While Eve fought to make her case and Peabody sat in the Met’s security office scanning the screens for Rayleen, Allika sent Cora away again.

“It’s your half-day off.”

“But you don’t look well, missus. I’m happy to stay. I’ll make you some tea.”

“No. No. It’s just a headache. Rayleen and I will be fine. We’ll be fine. We’ll…we’ll just have some lunch here, then go ahead to the salon.”

“I’ll put lunch together for you then, and—”

“We’ll manage, Cora. Go meet your friends.”

“If you’re sure then. You can ring me back anytime. I’m not doing anything special.”

“Enjoy yourself. Don’t worry about us.” Allika nearly cracked before she could get Cora out the door.
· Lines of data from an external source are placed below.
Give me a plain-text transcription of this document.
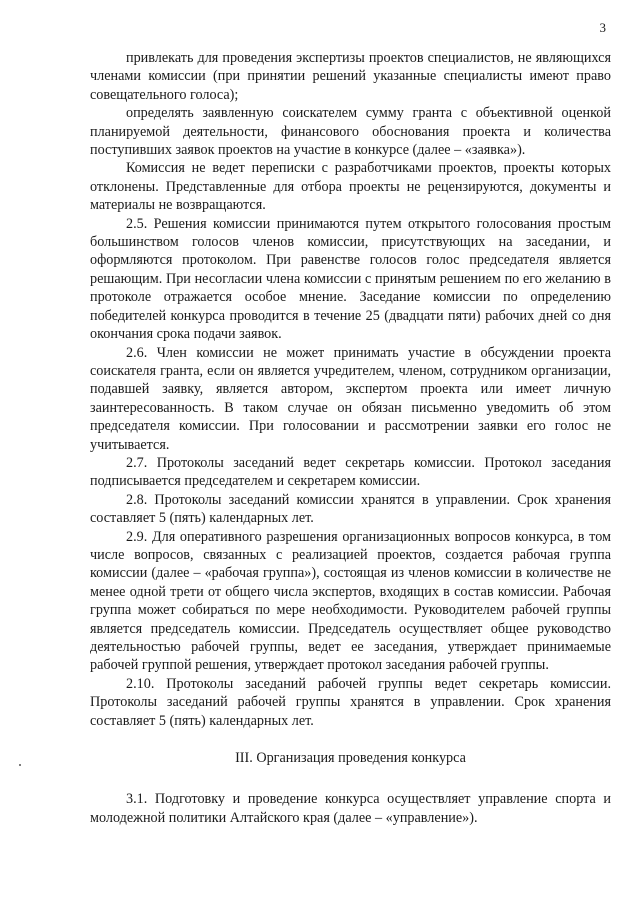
3

привлекать для проведения экспертизы проектов специалистов, не являющихся членами комиссии (при принятии решений указанные специалисты имеют право совещательного голоса);

определять заявленную соискателем сумму гранта с объективной оценкой планируемой деятельности, финансового обоснования проекта и количества поступивших заявок проектов на участие в конкурсе (далее – «заявка»).

Комиссия не ведет переписки с разработчиками проектов, проекты которых отклонены. Представленные для отбора проекты не рецензируются, документы и материалы не возвращаются.

2.5. Решения комиссии принимаются путем открытого голосования простым большинством голосов членов комиссии, присутствующих на заседании, и оформляются протоколом. При равенстве голосов голос председателя является решающим. При несогласии члена комиссии с принятым решением по его желанию в протоколе отражается особое мнение. Заседание комиссии по определению победителей конкурса проводится в течение 25 (двадцати пяти) рабочих дней со дня окончания срока подачи заявок.

2.6. Член комиссии не может принимать участие в обсуждении проекта соискателя гранта, если он является учредителем, членом, сотрудником организации, подавшей заявку, является автором, экспертом проекта или имеет личную заинтересованность. В таком случае он обязан письменно уведомить об этом председателя комиссии. При голосовании и рассмотрении заявки его голос не учитывается.

2.7. Протоколы заседаний ведет секретарь комиссии. Протокол заседания подписывается председателем и секретарем комиссии.

2.8. Протоколы заседаний комиссии хранятся в управлении. Срок хранения составляет 5 (пять) календарных лет.

2.9. Для оперативного разрешения организационных вопросов конкурса, в том числе вопросов, связанных с реализацией проектов, создается рабочая группа комиссии (далее – «рабочая группа»), состоящая из членов комиссии в количестве не менее одной трети от общего числа экспертов, входящих в состав комиссии. Рабочая группа может собираться по мере необходимости. Руководителем рабочей группы является председатель комиссии. Председатель осуществляет общее руководство деятельностью рабочей группы, ведет ее заседания, утверждает принимаемые рабочей группой решения, утверждает протокол заседания рабочей группы.

2.10. Протоколы заседаний рабочей группы ведет секретарь комиссии. Протоколы заседаний рабочей группы хранятся в управлении. Срок хранения составляет 5 (пять) календарных лет.

III. Организация проведения конкурса

3.1. Подготовку и проведение конкурса осуществляет управление спорта и молодежной политики Алтайского края (далее – «управление»).
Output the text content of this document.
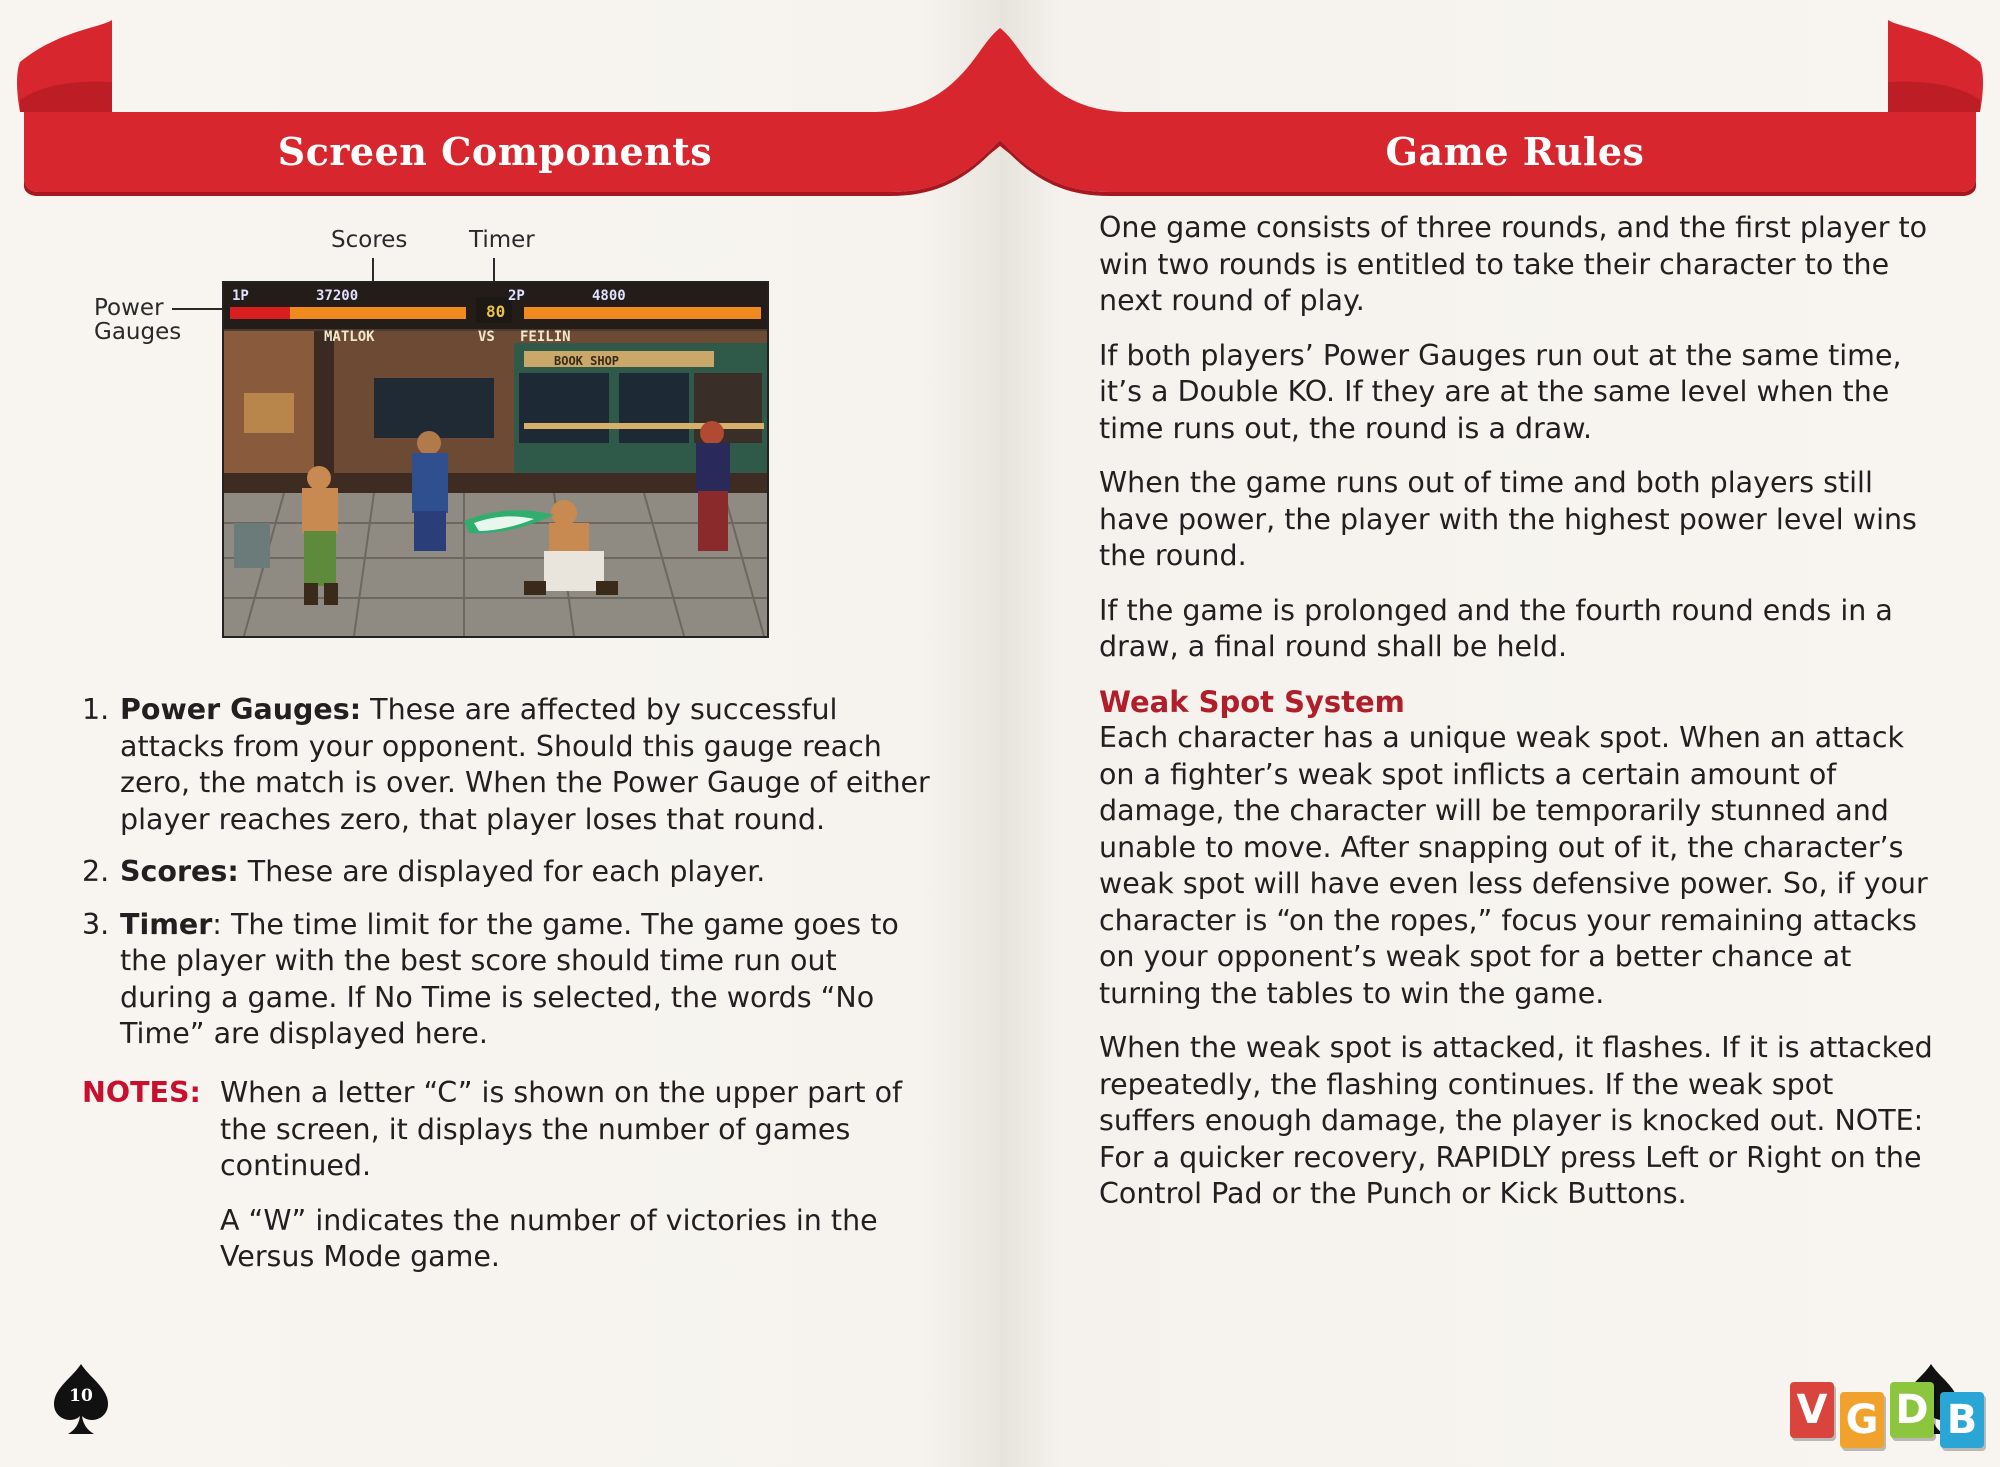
Screen Components	Game Rules
Scores	Timer
Power
Gauges
80
1P	37200	2P	4800
MATLOK	VS FEILIN
BOOK SHOP
1. Power Gauges: These are affected by successful attacks from your opponent. Should this gauge reach zero, the match is over. When the Power Gauge of either player reaches zero, that player loses that round.
2. Scores: These are displayed for each player.
3. Timer: The time limit for the game. The game goes to the player with the best score should time run out during a game. If No Time is selected, the words “No Time” are displayed here.
NOTES: When a letter “C” is shown on the upper part of the screen, it displays the number of games continued.

A “W” indicates the number of victories in the Versus Mode game.

10

One game consists of three rounds, and the first player to win two rounds is entitled to take their character to the next round of play.

If both players’ Power Gauges run out at the same time, it’s a Double KO. If they are at the same level when the time runs out, the round is a draw.

When the game runs out of time and both players still have power, the player with the highest power level wins the round.

If the game is prolonged and the fourth round ends in a draw, a final round shall be held.

Weak Spot System

Each character has a unique weak spot. When an attack on a fighter’s weak spot inflicts a certain amount of damage, the character will be temporarily stunned and unable to move. After snapping out of it, the character’s weak spot will have even less defensive power. So, if your character is “on the ropes,” focus your remaining attacks on your opponent’s weak spot for a better chance at turning the tables to win the game.

When the weak spot is attacked, it flashes. If it is attacked repeatedly, the flashing continues. If the weak spot suffers enough damage, the player is knocked out. NOTE: For a quicker recovery, RAPIDLY press Left or Right on the Control Pad or the Punch or Kick Buttons.

V G D B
Then she leaned back against it. “Rayleen,” she murmured. “Rayleen.”

“What’s the matter, Mommy?” Rayleen’s eyes were sharp as lasers. “Why can’t we go to lunch at Zoology? I love seeing the animals.”

“We can’t. We have to leave. We’re going to take a trip. A trip.”

“Really.” Now Rayleen brightened. “Where? Where are we going? Will there be a pool?”

“I don’t know. I can’t think.” How could
she
think ? “We have to go.”

“You’re not even dressed.”

“I’m not dressed?” Allika looked down, studying her robe as if she’d never seen it before.

“Are you sick again? I hate when you’re sick. When’s Daddy coming home?” she asked, already losing interest in her mother. “When are we leaving?”

“He’s not coming. Just you and me. It’s best. That’s best. We have to pack. They didn’t find it, but they’ll come back again.”

“Find what?” Now Rayleen’s attention swung back and zeroed in. “Who’ll come back?”

“They looked.” Allika’s gaze shifted up. “But they didn’t find it. What should I do? What’s best for you?”

Without a word, Rayleen turned away to walk upstairs. She stood at the doorway of her room, saw that her things were moved. And she understood perfectly.

She’d imagined something like this. In fact, she’d written what she could do, might need to do, in her diary the night before. Even as she walked down the hall to her parents’ room, her only genuine emotion was a quiet fury that her things had been gone through again, moved around, left untidy.

She liked her things
exact
. She expected her personal space to be
respected
.

She went into her mother’s drawers where the medications were hidden. As if anyone could actually hide something from her. They were so stupid, really. She slipped the bottle of sleeping pills into her purse along with her diary, then moved to the sitting area and programmed herbal tea.

Her mother favored ginseng. She programmed it sweet, though her mother rarely took much sweetener.

Then she dissolved a killing dose of sleeping pills into the sweet, fragrant tea.